Landair Surveys utilises state-of-the-art thermal cameras attached to drones to quickly and effectively to identify potential hotspot locations. Using surface temperature data stored in the imagery, a whole-of-site thermal map can be created to spatially locate high temperature readings that require further investigation. This spatially accurate thermal map can also be draped across a 3D surface created from the drone images to give a virtual, interactive view of the increased temperature locations.
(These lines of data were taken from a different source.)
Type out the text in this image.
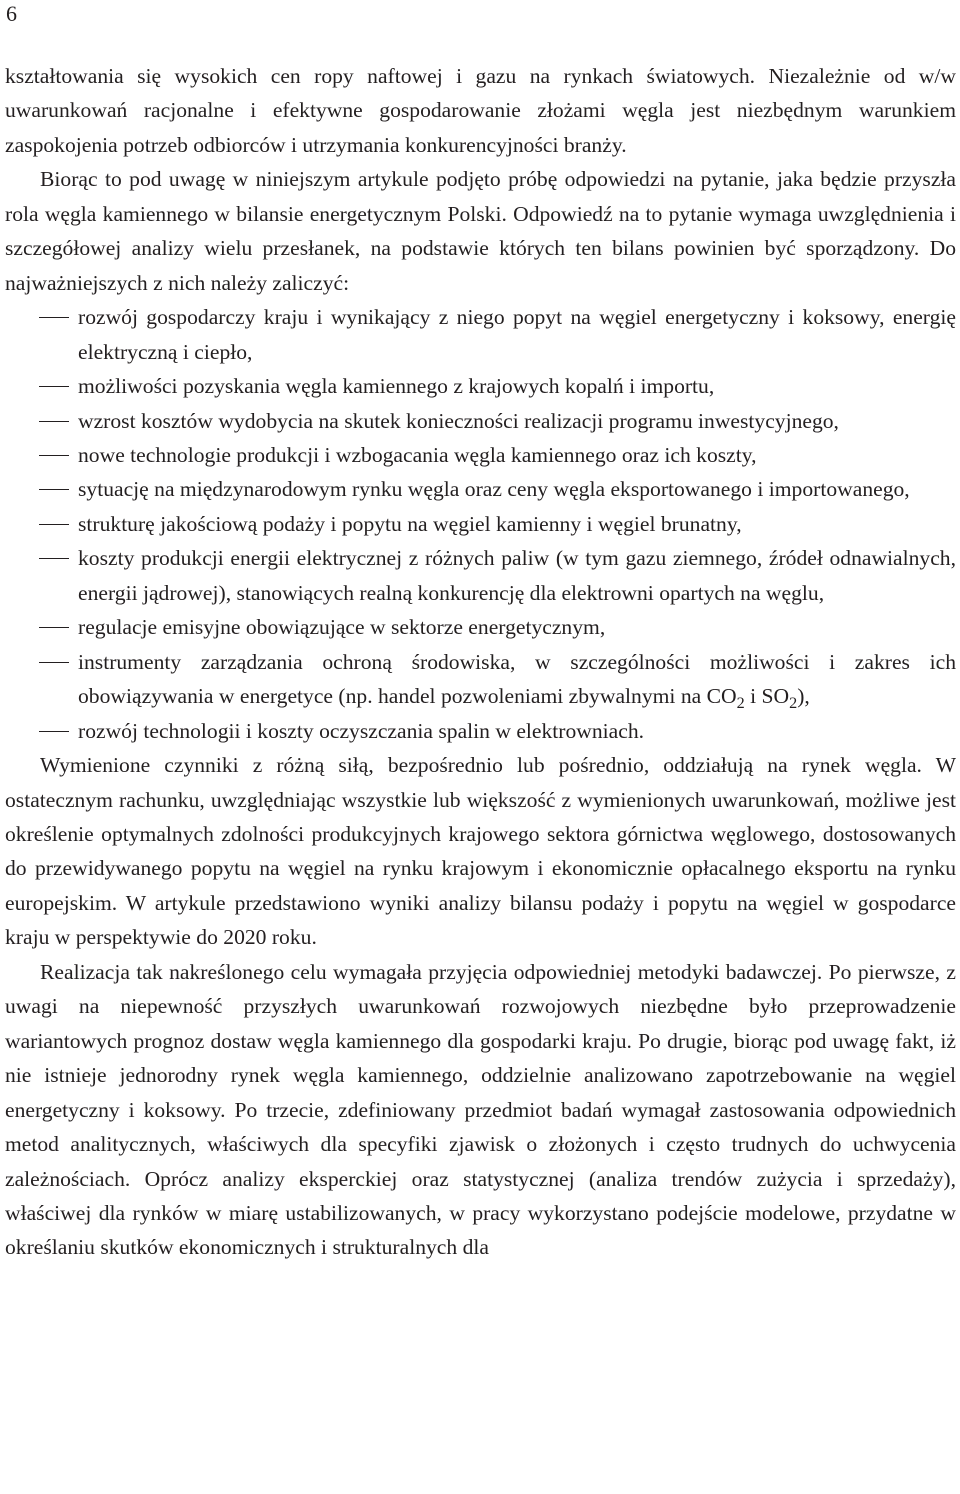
6

kształtowania się wysokich cen ropy naftowej i gazu na rynkach światowych. Niezależnie od w/w uwarunkowań racjonalne i efektywne gospodarowanie złożami węgla jest niezbędnym warunkiem zaspokojenia potrzeb odbiorców i utrzymania konkurencyjności branży.

Biorąc to pod uwagę w niniejszym artykule podjęto próbę odpowiedzi na pytanie, jaka będzie przyszła rola węgla kamiennego w bilansie energetycznym Polski. Odpowiedź na to pytanie wymaga uwzględnienia i szczegółowej analizy wielu przesłanek, na podstawie których ten bilans powinien być sporządzony. Do najważniejszych z nich należy zaliczyć:

rozwój gospodarczy kraju i wynikający z niego popyt na węgiel energetyczny i koksowy, energię elektryczną i ciepło,
możliwości pozyskania węgla kamiennego z krajowych kopalń i importu,
wzrost kosztów wydobycia na skutek konieczności realizacji programu inwestycyjnego,
nowe technologie produkcji i wzbogacania węgla kamiennego oraz ich koszty,
sytuację na międzynarodowym rynku węgla oraz ceny węgla eksportowanego i importowanego,
strukturę jakościową podaży i popytu na węgiel kamienny i węgiel brunatny,
koszty produkcji energii elektrycznej z różnych paliw (w tym gazu ziemnego, źródeł odnawialnych, energii jądrowej), stanowiących realną konkurencję dla elektrowni opartych na węglu,
regulacje emisyjne obowiązujące w sektorze energetycznym,
instrumenty zarządzania ochroną środowiska, w szczególności możliwości i zakres ich obowiązywania w energetyce (np. handel pozwoleniami zbywalnymi na $CO_2$ i $SO_2$),
rozwój technologii i koszty oczyszczania spalin w elektrowniach.

Wymienione czynniki z różną siłą, bezpośrednio lub pośrednio, oddziałują na rynek węgla. W ostatecznym rachunku, uwzględniając wszystkie lub większość z wymienionych uwarunkowań, możliwe jest określenie optymalnych zdolności produkcyjnych krajowego sektora górnictwa węglowego, dostosowanych do przewidywanego popytu na węgiel na rynku krajowym i ekonomicznie opłacalnego eksportu na rynku europejskim. W artykule przedstawiono wyniki analizy bilansu podaży i popytu na węgiel w gospodarce kraju w perspektywie do 2020 roku.

Realizacja tak nakreślonego celu wymagała przyjęcia odpowiedniej metodyki badawczej. Po pierwsze, z uwagi na niepewność przyszłych uwarunkowań rozwojowych niezbędne było przeprowadzenie wariantowych prognoz dostaw węgla kamiennego dla gospodarki kraju. Po drugie, biorąc pod uwagę fakt, iż nie istnieje jednorodny rynek węgla kamiennego, oddzielnie analizowano zapotrzebowanie na węgiel energetyczny i koksowy. Po trzecie, zdefiniowany przedmiot badań wymagał zastosowania odpowiednich metod analitycznych, właściwych dla specyfiki zjawisk o złożonych i często trudnych do uchwycenia zależnościach. Oprócz analizy eksperckiej oraz statystycznej (analiza trendów zużycia i sprzedaży), właściwej dla rynków w miarę ustabilizowanych, w pracy wykorzystano podejście modelowe, przydatne w określaniu skutków ekonomicznych i strukturalnych dla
Hot spot detection has risen in importance of late. As recent as October 2018, EPA Victoria issued a fine for over $8000 to a Victorian council in breach of their landfill license conditions relating to hotspots. A smouldering fire broke out in an older part of the landfill. Temperature readings taken on location by the local fire authority found the hotspot had reached surface temperatures up to 100 degrees Celsius. Investigations undertaken by EPA Victoria found the landfill had no formal procedure for identifying hotspots in older parts of the landfill.
Hotspot detection is an important aspect of landfill operations. Regular thermal flyovers of active and capped landfill cells can be a key tool in fulfilling EPA licence conditions. By proactively identifying hotspots before they turn into fires, the potential for large-scale remediation costs are significantly reduced. As the axiom goes, prevention is better than cure.